In said:
I have read about this qualifier in many books and have read
things like "would not let the compiler optimize" "can be
modified externally" etc. But I am not able to understand it
well.
Could someone give me a small example and explain the
meaning and use of the volatile qualifier.
Consider the following example:
#include <stdio.h>
#include <signal.h>
sig_atomic_t gotsig = 0;
void handler(int signo)
{
gotsig = signo;
}
int main()
{
signal(SIGINT, handler);
puts("Press the interrupt key to exit.");
while (gotsig == 0) ;
printf ("The program received signal %d.\n", (int)gotsig);
return 0;
}
If you compile it with gcc without enabling optimisation, it will work
as expected. With -O2, it will stay forever in the while loop, because
the compiler assumes that the value of gotsig cannot change inside the
loop, so there is no need to check its value more than once: the loop is
either skipped or it becomes an infinite loop.
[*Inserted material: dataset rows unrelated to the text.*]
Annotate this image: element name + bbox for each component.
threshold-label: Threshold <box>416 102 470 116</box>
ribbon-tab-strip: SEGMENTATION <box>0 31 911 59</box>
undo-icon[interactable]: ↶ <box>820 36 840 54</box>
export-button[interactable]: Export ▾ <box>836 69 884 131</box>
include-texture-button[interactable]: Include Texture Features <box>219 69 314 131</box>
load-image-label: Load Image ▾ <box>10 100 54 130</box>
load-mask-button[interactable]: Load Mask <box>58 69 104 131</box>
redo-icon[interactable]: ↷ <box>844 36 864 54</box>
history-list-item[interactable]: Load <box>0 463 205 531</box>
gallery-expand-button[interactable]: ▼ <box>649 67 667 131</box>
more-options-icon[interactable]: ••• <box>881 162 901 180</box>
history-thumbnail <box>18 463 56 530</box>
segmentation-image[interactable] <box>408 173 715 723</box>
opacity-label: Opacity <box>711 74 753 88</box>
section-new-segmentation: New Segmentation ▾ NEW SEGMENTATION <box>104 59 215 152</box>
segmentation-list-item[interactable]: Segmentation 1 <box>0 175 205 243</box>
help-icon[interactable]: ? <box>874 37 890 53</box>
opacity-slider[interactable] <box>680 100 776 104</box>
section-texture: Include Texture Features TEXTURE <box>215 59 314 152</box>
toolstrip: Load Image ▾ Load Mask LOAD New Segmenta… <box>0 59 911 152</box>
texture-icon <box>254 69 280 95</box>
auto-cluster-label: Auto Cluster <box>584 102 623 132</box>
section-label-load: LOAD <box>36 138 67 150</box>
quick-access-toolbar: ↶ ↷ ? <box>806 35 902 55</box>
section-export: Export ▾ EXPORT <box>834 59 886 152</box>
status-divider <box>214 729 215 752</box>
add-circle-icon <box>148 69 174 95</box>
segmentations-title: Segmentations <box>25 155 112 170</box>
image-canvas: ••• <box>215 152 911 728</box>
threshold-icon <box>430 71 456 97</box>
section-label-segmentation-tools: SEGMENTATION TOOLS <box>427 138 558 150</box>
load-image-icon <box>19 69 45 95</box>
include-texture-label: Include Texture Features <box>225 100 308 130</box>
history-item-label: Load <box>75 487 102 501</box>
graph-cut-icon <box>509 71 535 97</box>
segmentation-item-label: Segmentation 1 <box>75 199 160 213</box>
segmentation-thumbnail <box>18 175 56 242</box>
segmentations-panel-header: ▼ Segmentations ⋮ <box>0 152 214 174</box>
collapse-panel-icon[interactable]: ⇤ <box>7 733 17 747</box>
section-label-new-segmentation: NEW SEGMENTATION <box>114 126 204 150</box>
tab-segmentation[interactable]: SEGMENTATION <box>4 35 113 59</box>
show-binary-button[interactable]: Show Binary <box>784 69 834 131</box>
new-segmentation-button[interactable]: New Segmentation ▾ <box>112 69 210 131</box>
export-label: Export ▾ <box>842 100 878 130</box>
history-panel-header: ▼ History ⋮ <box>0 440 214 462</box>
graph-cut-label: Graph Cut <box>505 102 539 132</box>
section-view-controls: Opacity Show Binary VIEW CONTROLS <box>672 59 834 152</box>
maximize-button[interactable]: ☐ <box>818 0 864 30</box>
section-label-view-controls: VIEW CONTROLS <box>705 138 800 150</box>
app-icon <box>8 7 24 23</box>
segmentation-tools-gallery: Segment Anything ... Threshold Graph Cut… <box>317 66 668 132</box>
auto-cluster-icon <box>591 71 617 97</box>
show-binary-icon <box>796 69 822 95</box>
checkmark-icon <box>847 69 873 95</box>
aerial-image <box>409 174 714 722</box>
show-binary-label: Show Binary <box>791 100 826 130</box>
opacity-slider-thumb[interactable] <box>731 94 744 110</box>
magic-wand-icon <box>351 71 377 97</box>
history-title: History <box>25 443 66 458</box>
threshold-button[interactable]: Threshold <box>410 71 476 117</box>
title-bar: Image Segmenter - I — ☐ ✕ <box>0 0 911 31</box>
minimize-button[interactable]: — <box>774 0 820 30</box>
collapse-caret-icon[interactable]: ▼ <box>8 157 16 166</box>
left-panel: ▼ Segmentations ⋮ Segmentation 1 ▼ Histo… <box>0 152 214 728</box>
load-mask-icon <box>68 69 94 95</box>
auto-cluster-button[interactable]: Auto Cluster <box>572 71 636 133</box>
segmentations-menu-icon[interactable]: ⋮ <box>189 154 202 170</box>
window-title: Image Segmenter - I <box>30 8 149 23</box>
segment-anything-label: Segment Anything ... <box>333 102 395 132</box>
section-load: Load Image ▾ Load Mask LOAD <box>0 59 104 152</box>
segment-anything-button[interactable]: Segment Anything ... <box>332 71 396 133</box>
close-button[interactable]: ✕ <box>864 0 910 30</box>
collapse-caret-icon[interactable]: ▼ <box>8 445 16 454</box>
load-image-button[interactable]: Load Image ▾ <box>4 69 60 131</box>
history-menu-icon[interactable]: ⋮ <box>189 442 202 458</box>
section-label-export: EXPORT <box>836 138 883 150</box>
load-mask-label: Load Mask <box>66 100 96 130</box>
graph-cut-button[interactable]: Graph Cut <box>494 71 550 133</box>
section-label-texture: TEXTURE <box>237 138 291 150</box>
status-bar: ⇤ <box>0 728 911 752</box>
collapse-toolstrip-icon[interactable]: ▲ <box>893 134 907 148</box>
To avoid this, you must tell to the compiler that it cannot assume that
the value of gotsig cannot change inside the loop (otherwise, a perfectly
reasonable assumption). To achieve this, you declare gotsig like this:
volatile sig_atomic_t gotsig = 0;
Now, the program will work as expected at any optimisation level (at least
as far as gcc is concerned ;-)
Another typical example is a program performing memory tests. Such
programs write certain values to the memory, then read them back and
check to see if they get the same values. From the compiler's point of
view, such an operation is completely pointless: if you write something
you're guaranteed to read back the same value, so it could optimise the
whole code away. To avoid that, you have to either make the pointer
volatile or the object it points to or both, but it's probably more
efficient to make only the object pointed to volatile.